The Patient and Family Resources/Case Management Department focuses on assisting the patient/client in navigating through and transitioning out of the health care system. The department consists of Registered Nurses, Social Workers, Discharge Facilitators, and administrative staff who work in collaboration with other members of the healthcare team. Functions of the department include case management, care coordination, providing psychosocial and behavioral services, and discharge planning/care transitions. Key objectives include:
- Contributing to the development of the multidisciplinary plan of care with other members of the care team, focusing on the identification of needs, and the progression of care; while assuring the quality and appropriateness of care
- Promoting the optimal use of clinical resources through the regular and ongoing communication with the care team and the utilization management staff
- Facilitating an appropriate discharge, in accordance with the patient’s medical readiness and expected needs
- Providing crisis intervention and stabilization in both emergent and urgent situations
- Providing counseling services in reaction to illness, end of life care and disability issues
- Linking patients/families to community resources
Description of Patient Populations
The Department of Patient and Family Resources serves patient populations from newborn through geriatric. The focus is predominately serving patients/family members who are admitted to the acute hospital setting and/or receiving services in the Emergency Department. Services are also provided in various outpatient clinics.
Patients/family members can be seen both pre-treatment or procedure, during a hospitalization and/or post-treatment or procedure for follow up.
Meeting the needs of a patient/client is a multidisciplinary function, requiring participation by all of the health care team. In collaboration with the medical staff, nursing and others, members of the Case Management Department coordinate services and work to progress the patient through their plan of care.
Case Managers/Social Workers identify their cases through either a consult received, rounds with the care team, and/or triggers that flag patients to be seen, examples of triggers/flags include patients that are readmitted, patients admitted from a SNF or Hospice, or diagnosis specific triggers, i.e. stroke patients.
Patients seen by a case manager/social worker are assessed for continuum of care needs, a plan is developed and implemented as appropriate, and the plan is monitored during the patients visit/stay.
Working with the care team in a clinic or hospital the staff identifies, and when possible, offers to the patient/client services, resources, and counseling that the individual needs to create a safe, effective and efficient transition/discharge from the hospital or clinic. Team members arrange for services that include, but are not limited to; Home Care, Skilled Nursing Facility, Transportation, Medication Availability, Behavioral Health and Substance Abuse treatment, Acute Rehab, and Regulatory reporting on potential abuse cases.
Health Care Team
The Department of Patient and Family Resource/Case Management administrative structure consists of a Director and four Managers. The department reports to the Vice President for Nursing/CNO.
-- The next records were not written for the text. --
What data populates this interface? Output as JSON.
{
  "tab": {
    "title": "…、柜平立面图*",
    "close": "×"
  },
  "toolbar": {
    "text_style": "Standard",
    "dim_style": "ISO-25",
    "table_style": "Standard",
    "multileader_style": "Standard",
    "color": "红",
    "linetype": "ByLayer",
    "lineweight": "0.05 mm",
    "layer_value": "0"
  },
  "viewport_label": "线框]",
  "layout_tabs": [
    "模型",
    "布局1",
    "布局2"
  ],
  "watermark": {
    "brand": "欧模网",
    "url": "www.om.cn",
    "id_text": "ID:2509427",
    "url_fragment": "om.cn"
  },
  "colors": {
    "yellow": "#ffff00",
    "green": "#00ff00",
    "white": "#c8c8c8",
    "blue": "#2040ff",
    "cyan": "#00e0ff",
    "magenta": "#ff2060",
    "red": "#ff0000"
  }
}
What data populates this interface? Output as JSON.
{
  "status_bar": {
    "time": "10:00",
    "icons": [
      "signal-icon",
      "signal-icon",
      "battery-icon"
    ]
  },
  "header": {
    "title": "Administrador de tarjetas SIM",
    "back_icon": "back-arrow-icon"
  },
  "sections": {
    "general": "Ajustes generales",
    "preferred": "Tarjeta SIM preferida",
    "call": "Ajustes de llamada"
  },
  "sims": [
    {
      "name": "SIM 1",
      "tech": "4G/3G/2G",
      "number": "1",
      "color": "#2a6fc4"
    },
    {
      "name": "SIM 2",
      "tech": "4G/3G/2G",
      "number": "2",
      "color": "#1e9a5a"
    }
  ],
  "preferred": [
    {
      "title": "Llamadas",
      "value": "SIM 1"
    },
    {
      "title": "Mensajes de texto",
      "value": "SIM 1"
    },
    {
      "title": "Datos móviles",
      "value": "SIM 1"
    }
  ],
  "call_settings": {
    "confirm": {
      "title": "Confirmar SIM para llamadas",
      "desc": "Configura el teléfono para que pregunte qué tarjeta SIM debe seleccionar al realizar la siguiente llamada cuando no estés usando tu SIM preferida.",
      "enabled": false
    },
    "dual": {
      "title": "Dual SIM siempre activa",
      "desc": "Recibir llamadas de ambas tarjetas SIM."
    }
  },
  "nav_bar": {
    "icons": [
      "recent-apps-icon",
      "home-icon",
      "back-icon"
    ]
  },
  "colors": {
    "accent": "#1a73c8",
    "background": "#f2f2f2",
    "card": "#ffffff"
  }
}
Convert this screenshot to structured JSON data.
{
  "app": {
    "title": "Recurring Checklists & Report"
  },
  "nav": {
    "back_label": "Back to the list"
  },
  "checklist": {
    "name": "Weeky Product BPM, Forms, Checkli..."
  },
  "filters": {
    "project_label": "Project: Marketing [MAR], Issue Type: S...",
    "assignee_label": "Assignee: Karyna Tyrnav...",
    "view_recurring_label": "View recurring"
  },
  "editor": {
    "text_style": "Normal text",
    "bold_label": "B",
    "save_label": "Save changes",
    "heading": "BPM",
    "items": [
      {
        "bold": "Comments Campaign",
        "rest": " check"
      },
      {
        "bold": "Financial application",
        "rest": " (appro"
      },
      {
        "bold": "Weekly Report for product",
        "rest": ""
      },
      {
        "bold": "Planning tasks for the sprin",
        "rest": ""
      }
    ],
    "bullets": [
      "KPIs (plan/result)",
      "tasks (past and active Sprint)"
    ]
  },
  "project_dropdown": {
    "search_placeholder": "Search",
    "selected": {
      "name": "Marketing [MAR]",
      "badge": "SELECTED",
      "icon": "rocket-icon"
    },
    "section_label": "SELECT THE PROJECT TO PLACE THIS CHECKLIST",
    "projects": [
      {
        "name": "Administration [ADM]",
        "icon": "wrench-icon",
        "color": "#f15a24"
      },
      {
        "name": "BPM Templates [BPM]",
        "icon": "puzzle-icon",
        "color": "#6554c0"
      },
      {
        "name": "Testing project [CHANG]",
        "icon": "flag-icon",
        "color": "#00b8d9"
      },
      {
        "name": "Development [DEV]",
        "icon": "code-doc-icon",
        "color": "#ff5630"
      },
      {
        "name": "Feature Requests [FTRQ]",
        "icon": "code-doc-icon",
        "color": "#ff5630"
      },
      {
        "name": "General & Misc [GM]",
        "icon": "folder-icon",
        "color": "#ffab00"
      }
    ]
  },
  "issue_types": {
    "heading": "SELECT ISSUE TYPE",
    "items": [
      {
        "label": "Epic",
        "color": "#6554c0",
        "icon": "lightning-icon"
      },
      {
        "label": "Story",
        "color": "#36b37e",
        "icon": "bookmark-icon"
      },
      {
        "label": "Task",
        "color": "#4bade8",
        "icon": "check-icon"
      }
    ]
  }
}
The Department consists of Registered Nurses, Social Workers, Discharge Facilitators and Administrative staff.
The Clinical Social Worker provides and coordinates psychosocial and behavioral services to her/his group of patients. She/he assesses, plans, implements and monitors a plan of care for her/his group of patients. This is done in collaboration with other members of the medical team, i.e. physicians, nurses, case managers, PT/OT staff, pharmacists. She/he works with the care team in a clinic and/or hospital setting to identify, and, when possible, provide the services/resources and counseling that a patient/client needs to create a safe, effective and efficient transition/discharge from the hospital or clinic. Provides his/her expertise in a crisis intervention situation. She/he also maintains a focus on the “progression of care” working with the care team on the appropriate utilization of resources/services and creating a safe, effective and efficient transition/discharge from the hospital.
The RN/SW Case Manager assesses, plans, implements and monitors a comprehensive plan of care for her/his group of patients. This is done in collaboration with other members of the medical team, i.e. physicians, social workers, PT/OT staff, pharmacists, respiratory, dietary, and nursing. Maintains a focus on the “progression of care” working with the care team on the appropriate utilization of resources/services and creating a safe, effective and efficient transition/discharge from the hospital.
Discharge Facilitators and other members assist the staff in their roles through many functions, including but not limited to; providing necessary information to both internal and outside entities, answering questions, coordinating the compilation of data and invoices, arranging transportation, and preparing information to facilitate transfers.
Members of the department work closely with all members of the medical team, and with outside agencies when arranging a transfer to another facility/institution
Staff participates in care rounds on units and in clinics and facilitates team meetings with the care team, and with patients/families.
The department has staff on-site and/or on-call 24/7. There is also a Social Worker on-call as backup and a manager on call 7 days per week.
Staff can be unit based, service based and/or clinic based, depending on the needs of the area.
The total FTE budget is 142. 73.25 Registered Nurse staff; 47.25 Social Work staff; and 21.5 Administrative ancillary.